Thursday, April 17, 2014

Initial jobless claims rise to 304,000

More Americans filed initial claims for unemployment benefits last week and a new estimate for the previous week erased what had first looked like a seven year low, the Labor Department said Thursday.

First-time claims rose to a seasonally adjusted 304,000, an increase of 2,000 from the previous week's revised level, the Labor Department said.

Last week, Labor reported first-time claims for the week ending April 5 had dropped to 300,000, which was reported as the lowest since May 2007.

Economists had forecast this week's report would show a rise to 315,000, according to a survey by Action Economics.

But this time of year, jobless claims numbers can bounce around because Easter's date changes from year to year and that can affect Labor's seasonal adjustments.

The longer-term trend is still moving down, a sign of the job market's slow improvement..

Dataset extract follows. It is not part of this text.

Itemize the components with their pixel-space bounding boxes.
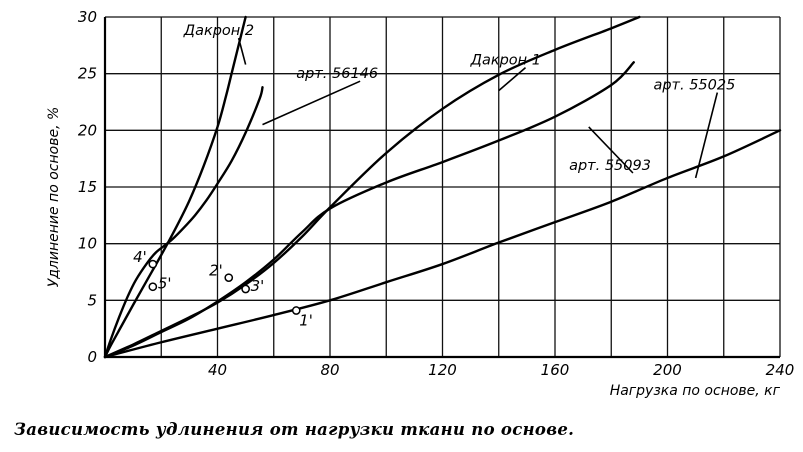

In Thursday's report, Labor said the 4-week moving average was 312,000, a decrease of 4,750 from the previous week's revised average. That is the lowest level for this average since October 6, 2007 when it was 302,000.

Claims averaged well over 600,000 a week through much of 2009.

Earlier this month, the government reported the economy gained 192,000 jobs in March while January and February job gains were 37,000 higher than previously estimated. The unemployment rate held steady at 6.7%.